GOVERNMENT HELD TO ACCOUNT OVER SALVESEN RIDDELL REMEDIAL ORDER

Scottish Tenant Farmers

News Release

4th September 2015

GOVERNMENT CALLED TO ACCOUNT OVER SALVESEN RIDDELL REMEDIAL ORDER

The Scottish Tenant Farmers Association has welcomed the Scottish Parliament’s RACCE Committee’s intervention in highlighting the lack of progress in the mediation and compensation process put in place by the Scottish government following the Salvesen Riddell Remedial Order passed by parliament in April 2014.

STFA has been trying to work with government officials over the last 18 months to develop the mediation process, but legal concerns on the part of government lawyers have consistently hindered any progress resulting in deadlock with no communication with the tenants over the last few months. STFA has also been in contact with Cabinet Secretary, Richard Lochhead and has written to First Minister Nicola Sturgeon, all to no avail.

Commenting on the debacle, STFA director Angus McCall said: “ This has been an incredibly frustrating and anxious time for the affected tenants who have been ready and willing to enter into a mediation process which might have brought some resolution to their desperate situations. Time is pressing as the first of these tenant farmers will face eviction from his holding in two months time and the others face losing their farms in the next year or two.

“The government has failed to honour commitments made, firstly to establish a mediation process, secondly, to look sympathetically at compensation claims on a case by case basis if mediation failed, and thirdly, not to force the tenants involved into a long drawn out legal battle for fair play. However, despite the best efforts of the tenants and their advisers to participate in the mediation process they have now been forced to consider going down the legal route to obtain some redress for the unfair way in which they have been treated and the distress it has caused.

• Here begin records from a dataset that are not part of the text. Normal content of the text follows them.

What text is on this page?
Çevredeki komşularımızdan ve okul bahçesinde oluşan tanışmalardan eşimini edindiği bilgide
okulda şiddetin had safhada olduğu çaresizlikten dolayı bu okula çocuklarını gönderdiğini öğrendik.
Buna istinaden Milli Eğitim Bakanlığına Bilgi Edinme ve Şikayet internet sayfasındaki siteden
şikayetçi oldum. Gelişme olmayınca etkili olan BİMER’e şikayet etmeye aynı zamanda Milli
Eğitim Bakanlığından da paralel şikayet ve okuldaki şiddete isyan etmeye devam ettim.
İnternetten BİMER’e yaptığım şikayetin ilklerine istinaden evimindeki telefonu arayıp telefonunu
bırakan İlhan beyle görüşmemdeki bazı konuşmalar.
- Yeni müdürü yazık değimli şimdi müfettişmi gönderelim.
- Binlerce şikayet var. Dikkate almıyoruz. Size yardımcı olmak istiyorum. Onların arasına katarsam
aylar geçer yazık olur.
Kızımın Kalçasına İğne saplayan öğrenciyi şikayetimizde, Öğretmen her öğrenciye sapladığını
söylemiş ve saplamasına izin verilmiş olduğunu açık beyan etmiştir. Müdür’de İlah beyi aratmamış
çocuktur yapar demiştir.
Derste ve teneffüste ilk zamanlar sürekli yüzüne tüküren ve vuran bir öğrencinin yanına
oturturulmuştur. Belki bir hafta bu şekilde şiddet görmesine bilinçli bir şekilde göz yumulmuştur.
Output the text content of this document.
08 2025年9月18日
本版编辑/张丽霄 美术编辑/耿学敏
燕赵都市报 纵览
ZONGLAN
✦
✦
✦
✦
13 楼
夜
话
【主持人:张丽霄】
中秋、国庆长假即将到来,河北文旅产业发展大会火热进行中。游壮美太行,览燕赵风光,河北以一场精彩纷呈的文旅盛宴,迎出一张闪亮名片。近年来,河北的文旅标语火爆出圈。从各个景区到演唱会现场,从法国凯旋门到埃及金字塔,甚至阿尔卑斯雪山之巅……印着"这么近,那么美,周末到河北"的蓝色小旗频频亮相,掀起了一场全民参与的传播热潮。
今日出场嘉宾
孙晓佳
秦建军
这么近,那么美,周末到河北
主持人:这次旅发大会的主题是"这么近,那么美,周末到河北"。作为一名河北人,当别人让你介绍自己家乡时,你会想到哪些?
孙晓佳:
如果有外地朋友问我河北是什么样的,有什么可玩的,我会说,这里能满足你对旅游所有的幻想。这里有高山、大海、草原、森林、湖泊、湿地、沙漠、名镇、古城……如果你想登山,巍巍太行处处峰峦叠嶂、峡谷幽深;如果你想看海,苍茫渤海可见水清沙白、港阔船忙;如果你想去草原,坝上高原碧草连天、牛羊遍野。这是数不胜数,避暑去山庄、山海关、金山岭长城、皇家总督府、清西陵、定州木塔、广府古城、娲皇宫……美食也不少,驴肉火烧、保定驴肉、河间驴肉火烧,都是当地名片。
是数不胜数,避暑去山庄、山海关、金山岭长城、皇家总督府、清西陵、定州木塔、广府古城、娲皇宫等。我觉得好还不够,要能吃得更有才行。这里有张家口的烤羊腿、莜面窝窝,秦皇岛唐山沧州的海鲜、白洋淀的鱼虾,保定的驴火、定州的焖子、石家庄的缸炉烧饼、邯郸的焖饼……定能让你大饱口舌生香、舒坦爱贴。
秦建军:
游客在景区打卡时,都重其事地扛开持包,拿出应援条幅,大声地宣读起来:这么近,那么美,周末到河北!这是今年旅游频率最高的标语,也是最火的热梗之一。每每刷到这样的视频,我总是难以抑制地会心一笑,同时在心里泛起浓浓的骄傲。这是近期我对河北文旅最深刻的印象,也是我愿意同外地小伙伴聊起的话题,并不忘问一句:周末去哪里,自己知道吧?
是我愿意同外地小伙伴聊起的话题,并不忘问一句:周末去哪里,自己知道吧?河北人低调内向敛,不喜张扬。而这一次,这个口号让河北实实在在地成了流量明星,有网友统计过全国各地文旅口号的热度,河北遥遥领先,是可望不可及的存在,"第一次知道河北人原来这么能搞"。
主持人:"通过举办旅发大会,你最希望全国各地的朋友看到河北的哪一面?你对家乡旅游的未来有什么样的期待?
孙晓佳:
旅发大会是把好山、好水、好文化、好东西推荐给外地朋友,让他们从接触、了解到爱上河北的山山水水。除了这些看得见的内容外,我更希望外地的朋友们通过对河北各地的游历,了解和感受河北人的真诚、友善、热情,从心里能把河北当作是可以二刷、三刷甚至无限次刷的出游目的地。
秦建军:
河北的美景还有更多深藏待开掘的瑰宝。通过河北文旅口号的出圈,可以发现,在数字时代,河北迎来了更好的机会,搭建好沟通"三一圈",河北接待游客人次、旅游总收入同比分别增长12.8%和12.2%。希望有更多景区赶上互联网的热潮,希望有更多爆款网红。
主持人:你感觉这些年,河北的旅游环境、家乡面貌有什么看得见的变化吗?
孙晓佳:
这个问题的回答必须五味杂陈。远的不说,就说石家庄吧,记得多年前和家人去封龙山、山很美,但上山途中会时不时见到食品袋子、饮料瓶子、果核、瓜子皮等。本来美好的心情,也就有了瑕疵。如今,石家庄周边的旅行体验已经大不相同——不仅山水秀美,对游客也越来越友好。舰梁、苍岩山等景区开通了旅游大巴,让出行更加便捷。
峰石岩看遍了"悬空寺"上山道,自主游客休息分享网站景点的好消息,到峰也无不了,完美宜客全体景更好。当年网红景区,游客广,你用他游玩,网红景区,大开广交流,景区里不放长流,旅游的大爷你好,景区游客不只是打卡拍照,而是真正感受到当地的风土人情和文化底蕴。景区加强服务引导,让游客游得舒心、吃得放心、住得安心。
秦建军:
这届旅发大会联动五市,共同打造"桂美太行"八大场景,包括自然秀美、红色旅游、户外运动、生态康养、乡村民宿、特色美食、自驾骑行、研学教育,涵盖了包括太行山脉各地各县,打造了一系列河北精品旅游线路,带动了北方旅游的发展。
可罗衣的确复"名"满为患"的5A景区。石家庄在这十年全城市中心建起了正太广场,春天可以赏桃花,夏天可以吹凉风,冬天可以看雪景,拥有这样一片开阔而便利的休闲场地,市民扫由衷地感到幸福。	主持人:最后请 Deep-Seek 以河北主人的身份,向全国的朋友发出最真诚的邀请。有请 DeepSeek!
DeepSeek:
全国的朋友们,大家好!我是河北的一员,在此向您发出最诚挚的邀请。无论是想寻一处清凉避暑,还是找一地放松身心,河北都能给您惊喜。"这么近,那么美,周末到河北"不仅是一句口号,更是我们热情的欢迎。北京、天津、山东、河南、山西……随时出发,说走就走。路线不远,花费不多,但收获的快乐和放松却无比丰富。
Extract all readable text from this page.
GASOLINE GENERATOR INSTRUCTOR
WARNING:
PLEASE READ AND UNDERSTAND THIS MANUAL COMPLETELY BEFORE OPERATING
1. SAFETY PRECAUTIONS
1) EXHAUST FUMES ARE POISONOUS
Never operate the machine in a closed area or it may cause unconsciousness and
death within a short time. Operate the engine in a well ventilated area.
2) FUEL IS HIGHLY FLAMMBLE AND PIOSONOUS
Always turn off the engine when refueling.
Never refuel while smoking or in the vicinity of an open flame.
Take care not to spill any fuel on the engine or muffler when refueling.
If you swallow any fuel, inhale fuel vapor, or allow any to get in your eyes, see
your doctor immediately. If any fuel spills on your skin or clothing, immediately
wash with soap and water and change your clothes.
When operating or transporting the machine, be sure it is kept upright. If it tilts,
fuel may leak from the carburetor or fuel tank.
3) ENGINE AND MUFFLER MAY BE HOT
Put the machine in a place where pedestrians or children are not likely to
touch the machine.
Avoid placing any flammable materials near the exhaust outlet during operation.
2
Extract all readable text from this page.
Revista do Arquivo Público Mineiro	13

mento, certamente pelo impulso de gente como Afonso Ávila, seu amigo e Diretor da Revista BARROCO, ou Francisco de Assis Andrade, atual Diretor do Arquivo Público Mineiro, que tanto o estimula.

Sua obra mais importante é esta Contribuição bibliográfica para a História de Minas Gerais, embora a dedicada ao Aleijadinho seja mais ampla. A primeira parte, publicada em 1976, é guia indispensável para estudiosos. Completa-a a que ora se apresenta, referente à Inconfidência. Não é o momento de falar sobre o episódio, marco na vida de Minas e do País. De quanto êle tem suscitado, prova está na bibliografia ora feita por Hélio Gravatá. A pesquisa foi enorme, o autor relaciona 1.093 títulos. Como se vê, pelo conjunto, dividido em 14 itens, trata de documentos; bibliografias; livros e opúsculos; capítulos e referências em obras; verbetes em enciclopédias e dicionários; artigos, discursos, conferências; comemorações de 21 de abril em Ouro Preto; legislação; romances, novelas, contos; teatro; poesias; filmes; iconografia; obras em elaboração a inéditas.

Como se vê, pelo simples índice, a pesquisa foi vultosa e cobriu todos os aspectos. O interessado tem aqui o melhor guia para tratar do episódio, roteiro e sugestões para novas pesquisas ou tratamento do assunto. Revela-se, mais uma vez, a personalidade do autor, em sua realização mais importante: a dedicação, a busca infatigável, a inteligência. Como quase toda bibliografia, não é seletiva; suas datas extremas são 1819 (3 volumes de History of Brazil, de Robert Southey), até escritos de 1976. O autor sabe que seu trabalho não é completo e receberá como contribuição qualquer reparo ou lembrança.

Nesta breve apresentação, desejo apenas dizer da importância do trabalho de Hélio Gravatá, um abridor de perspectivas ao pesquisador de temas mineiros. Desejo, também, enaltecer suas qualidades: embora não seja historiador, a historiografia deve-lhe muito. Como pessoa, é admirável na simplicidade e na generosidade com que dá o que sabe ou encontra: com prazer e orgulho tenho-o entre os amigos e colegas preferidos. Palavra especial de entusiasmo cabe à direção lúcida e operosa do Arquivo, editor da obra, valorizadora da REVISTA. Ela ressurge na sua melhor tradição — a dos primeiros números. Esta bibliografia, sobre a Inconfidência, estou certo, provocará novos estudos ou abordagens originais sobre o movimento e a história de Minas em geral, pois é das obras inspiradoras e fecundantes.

In February of last year STFA warned that the “Salvesen Riddell” tenants should not be “hung out to dry” and should not be prejudiced for acting within the remit of the law and following professional guidance. It must be remembered that they have all already paid a high financial and emotional price for the distress and anxiety over the last few years. The Scottish Government and Parliament should accept its collective moral responsibility towards these tenants who merely acted within the legislative framework provided to them in 2003 and against the backdrop of the intention of Parliament.  We would echo the RACCE Committee’s call to stop the clock on Notices to Quit to allow the mediation proves to restart.

“STFA has also asked the First Minister to urge her government to engage in dialogue with the tenants to work towards an equitable settlement rather than forcing them into a long drawn out legal battle to achieve just satisfaction for the harm that has befallen them through no fault of their own. After 16 months of prevarication, the tenants’ lives are still on hold and they are no further on in knowing their future.”